If we apply our “evolving” requirement to Web3, what we’d see is that while in theory all entities could offer secure commerce and identity-based services, those most likely to be both offered and credible would come from the same big-tech companies that are now accused (yes, perhaps rightfully) of “controlling” the Internet. You have a Google account, a Microsoft and Amazon account. You might have one or all of them in Web3 form in the future, but other than the benefit of good ink (as they say) for the companies involved, what’s really behind their security and the authenticity of your identity is the companies’ reputations. Can you, from the outside looking in, tell whether these companies are or would be using blockchain? Could you tell if a startup was, and would the fact that they were, or said they were, make them any more secure as a repository for your financial assets or a guarantor of your identity to others?
How many hacks of blockchain repositories have we had? A secure token held by an insecure party is no longer secure. Even identity guarantees are an issue because whoever holds the identity token and validates the identity still has to assure that the token is only referenced by the owner. Hack and “take” the token and you’ve stolen the identity. The framework of Web3 is based, like all commercial frameworks, on trust. Who can we trust with Web3, other than those who we’re trusting with exactly the same thing, but in a different form, today?
Which leads us to the metaverse. Meta is defining the metaverse as an alternative social reality, to the point that they’re setting up rules of approach between avatars to prevent virtual groping. Meta clearly expects that many of the routine functions we carry out in the real world (commerce, of course, at the top of the list) will be supported in the metaverse. Our avatars will represent us in a virtual world that closely maps to the real one, to the point where consequences of things done in the metaverse will have real-world impact.
How many fake social media profiles do you suppose are created? As we “twin” more real-world things into the metaverse, we raise the stakes of impersonation or simple falsification. If you can steal someone’s avatar, have you stolen “them” for all practical purposes? Is the current concept of identity theft a pale shadow of the mischief someone could work? Will Meta, who has failed to police Facebook with regard to identity up to now, suddenly be able to police the metaverse? Bet they’ll call on things like blockchain to validate their new vision, which only makes them vulnerable to the issues of Web3 already noted.
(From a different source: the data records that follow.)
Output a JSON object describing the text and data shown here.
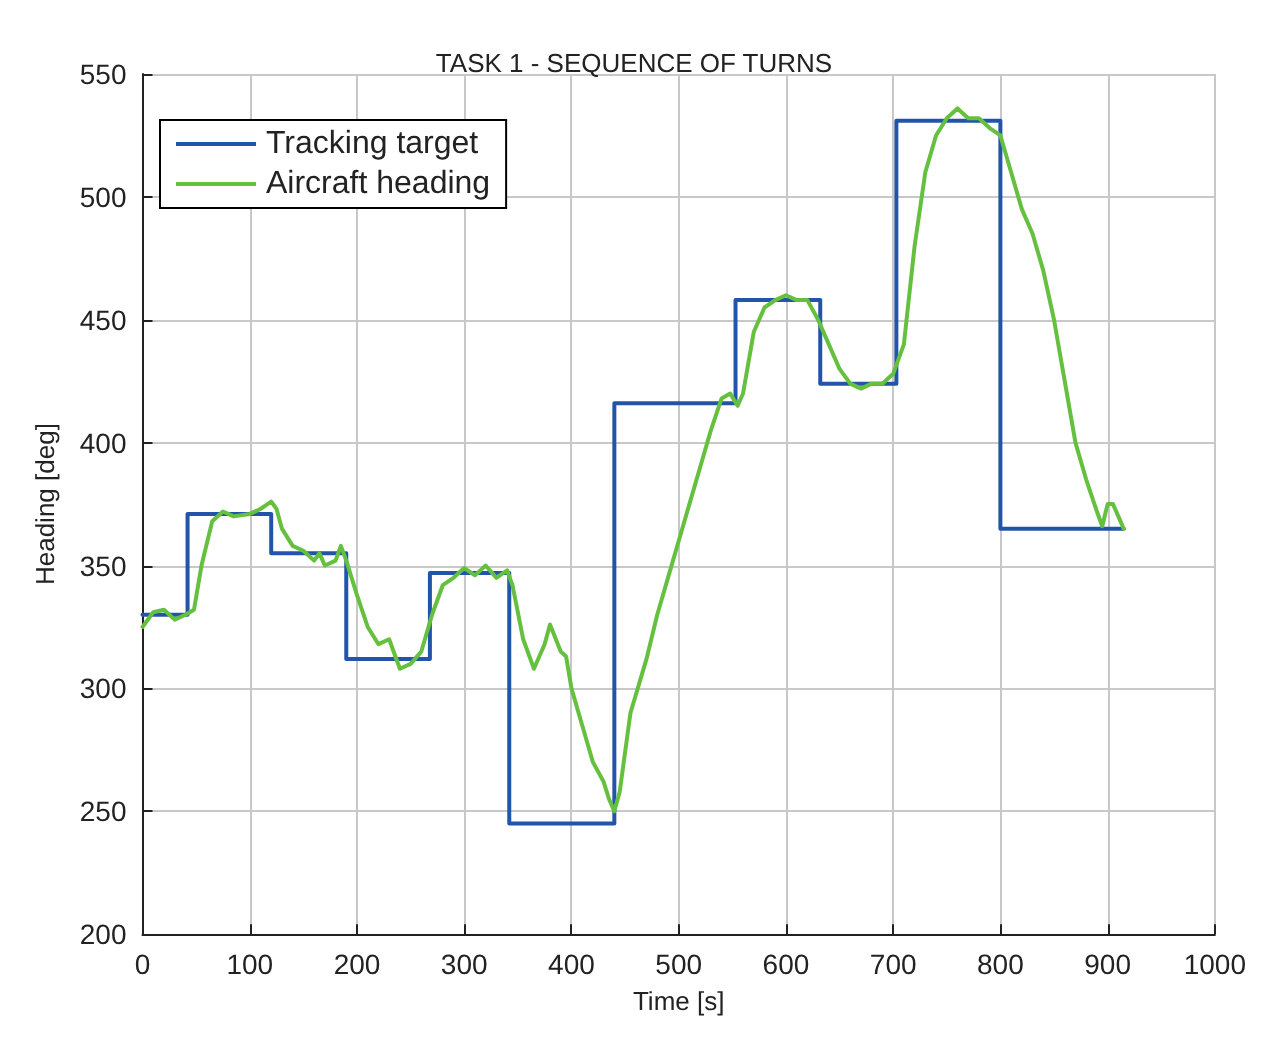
{
  "chart_data": {
    "type": "line",
    "title": "TASK 1 - SEQUENCE OF TURNS",
    "xlabel": "Time [s]",
    "ylabel": "Heading [deg]",
    "xlim": [
      0,
      1000
    ],
    "xticks": [
      0,
      100,
      200,
      300,
      400,
      500,
      600,
      700,
      800,
      900,
      1000
    ],
    "ylim": [
      200,
      550
    ],
    "yticks": [
      200,
      250,
      300,
      350,
      400,
      450,
      500,
      550
    ],
    "grid": true,
    "legend": "top left",
    "series": [
      {
        "name": "Tracking target",
        "type": "step",
        "color": "#2255aa",
        "x": [
          0,
          42,
          120,
          190,
          268,
          342,
          440,
          553,
          632,
          703,
          800,
          915
        ],
        "values": [
          330,
          371,
          355,
          312,
          347,
          245,
          416,
          458,
          424,
          531,
          365,
          365
        ]
      },
      {
        "name": "Aircraft heading",
        "type": "line",
        "color": "#66c040",
        "x": [
          0,
          10,
          20,
          30,
          40,
          48,
          55,
          65,
          75,
          85,
          100,
          110,
          120,
          125,
          130,
          140,
          150,
          160,
          165,
          170,
          180,
          185,
          190,
          200,
          210,
          220,
          230,
          240,
          250,
          260,
          270,
          280,
          290,
          300,
          310,
          320,
          330,
          340,
          345,
          355,
          365,
          375,
          380,
          390,
          395,
          400,
          410,
          420,
          430,
          435,
          440,
          445,
          455,
          470,
          480,
          490,
          500,
          510,
          520,
          530,
          540,
          548,
          555,
          560,
          570,
          580,
          590,
          600,
          610,
          620,
          630,
          640,
          650,
          660,
          670,
          680,
          690,
          700,
          710,
          720,
          730,
          740,
          750,
          760,
          770,
          780,
          790,
          800,
          810,
          820,
          830,
          840,
          850,
          860,
          870,
          880,
          890,
          895,
          900,
          905,
          910,
          915
        ],
        "values": [
          325,
          331,
          332,
          328,
          330,
          332,
          350,
          368,
          372,
          370,
          371,
          373,
          376,
          373,
          365,
          358,
          356,
          352,
          355,
          350,
          352,
          358,
          352,
          338,
          325,
          318,
          320,
          308,
          310,
          315,
          330,
          342,
          345,
          349,
          346,
          350,
          345,
          348,
          342,
          320,
          308,
          318,
          326,
          315,
          313,
          300,
          285,
          270,
          262,
          255,
          250,
          258,
          290,
          312,
          330,
          345,
          360,
          375,
          390,
          405,
          418,
          420,
          415,
          420,
          445,
          455,
          458,
          460,
          458,
          458,
          450,
          440,
          430,
          424,
          422,
          424,
          424,
          428,
          440,
          480,
          510,
          525,
          532,
          536,
          532,
          532,
          528,
          525,
          510,
          495,
          485,
          470,
          450,
          425,
          400,
          385,
          372,
          366,
          375,
          375,
          370,
          365
        ]
      }
    ]
  }
}
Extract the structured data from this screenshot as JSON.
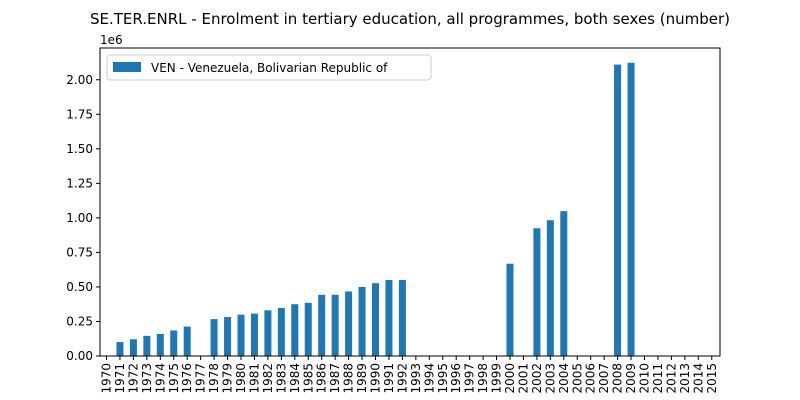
{
  "chart_data": {
    "type": "bar",
    "title": "SE.TER.ENRL - Enrolment in tertiary education, all programmes, both sexes (number)",
    "xlabel": "",
    "ylabel": "",
    "y_offset_label": "1e6",
    "y_scale": 1000000,
    "ylim": [
      0,
      2.23
    ],
    "y_ticks": [
      0.0,
      0.25,
      0.5,
      0.75,
      1.0,
      1.25,
      1.5,
      1.75,
      2.0
    ],
    "y_tick_labels": [
      "0.00",
      "0.25",
      "0.50",
      "0.75",
      "1.00",
      "1.25",
      "1.50",
      "1.75",
      "2.00"
    ],
    "legend_position": "top-left",
    "grid": false,
    "categories": [
      "1970",
      "1971",
      "1972",
      "1973",
      "1974",
      "1975",
      "1976",
      "1977",
      "1978",
      "1979",
      "1980",
      "1981",
      "1982",
      "1983",
      "1984",
      "1985",
      "1986",
      "1987",
      "1988",
      "1989",
      "1990",
      "1991",
      "1992",
      "1993",
      "1994",
      "1995",
      "1996",
      "1997",
      "1998",
      "1999",
      "2000",
      "2001",
      "2002",
      "2003",
      "2004",
      "2005",
      "2006",
      "2007",
      "2008",
      "2009",
      "2010",
      "2011",
      "2012",
      "2013",
      "2014",
      "2015"
    ],
    "series": [
      {
        "name": "VEN - Venezuela, Bolivarian Republic of",
        "color": "#1f77b4",
        "values": [
          null,
          100767,
          121000,
          146000,
          160000,
          185000,
          213000,
          null,
          267000,
          282000,
          299000,
          307000,
          331000,
          348000,
          375000,
          385000,
          443000,
          443000,
          467000,
          500000,
          527000,
          550000,
          550000,
          null,
          null,
          null,
          null,
          null,
          null,
          null,
          668000,
          null,
          925000,
          983000,
          1049000,
          null,
          null,
          null,
          2110000,
          2123000,
          null,
          null,
          null,
          null,
          null,
          null
        ]
      }
    ]
  }
}
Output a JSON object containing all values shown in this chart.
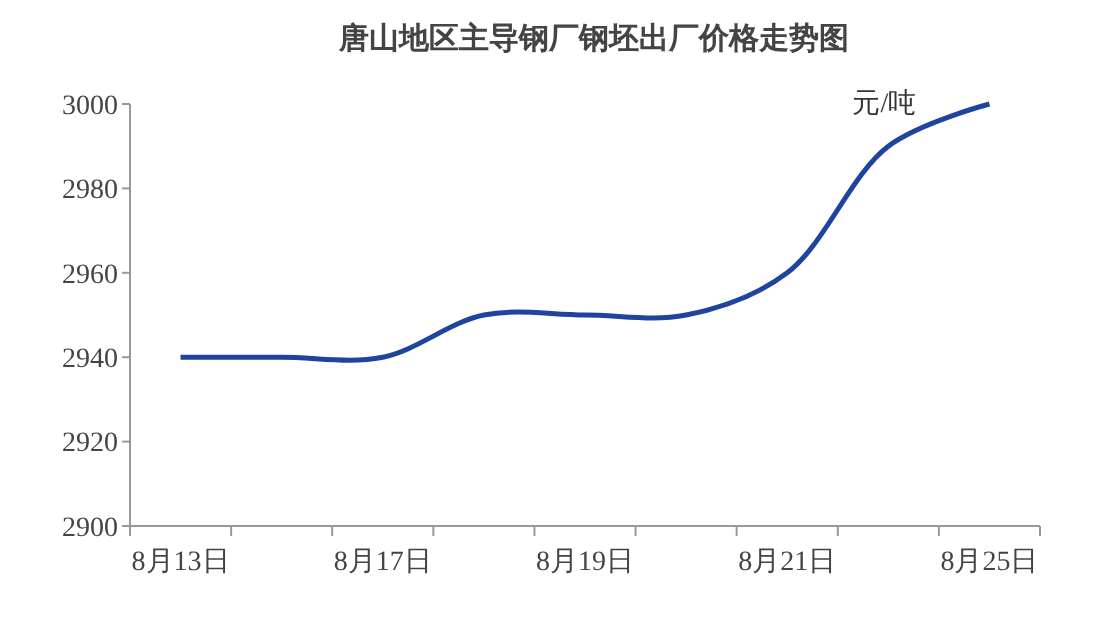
{
  "chart_data": {
    "type": "line",
    "title": "唐山地区主导钢厂钢坯出厂价格走势图",
    "ylabel": "元/吨",
    "categories": [
      "8月13日",
      null,
      "8月17日",
      null,
      "8月19日",
      null,
      "8月21日",
      null,
      "8月25日"
    ],
    "series": [
      {
        "color": "#1e44a0",
        "values": [
          2940,
          2940,
          2940,
          2950,
          2950,
          2950,
          2960,
          2990,
          3000
        ]
      }
    ],
    "ylim": [
      2900,
      3000
    ],
    "yticks": [
      2900,
      2920,
      2940,
      2960,
      2980,
      3000
    ],
    "grid": false,
    "marker": "none",
    "line_style": "solid"
  }
}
I’ve said in past blogs that the metaverse was, at its heart, about digital twinning of selected real-world elements. In a sense, so is Web3, and in a looser sense even the cloud. Virtual anything is virtual, representational. That makes anything virtual something like a UFO; until one lands in your back yard and presents itself for inspection, you’re free to assign it any characteristics you find convenient. That’s a source of genuine misunderstanding, deliberate hype, and malicious fraud. And fixing it isn’t about technology, it’s about credibility. We know something virtual maps to a specific reality because some credible, familiar, stable, capable-of-being-sued-and-supporting-collection-of-judgment, says it does. Technology can’t provide that because technology is generating what we need to have guaranteed.
Web3 and the metaverse have technical requirements, but they have potential weaknesses that technology can only smear around, make harder to understand and resolve. We’ll need to keep that in mind as these concepts develop, or the security problems we have today will pale into insignificance in comparison to what these “improvements” will generate. Be very careful in these new areas. There are millions who will benefit from having you believe what are objectively lies, and very few who will benefit from telling you the truth.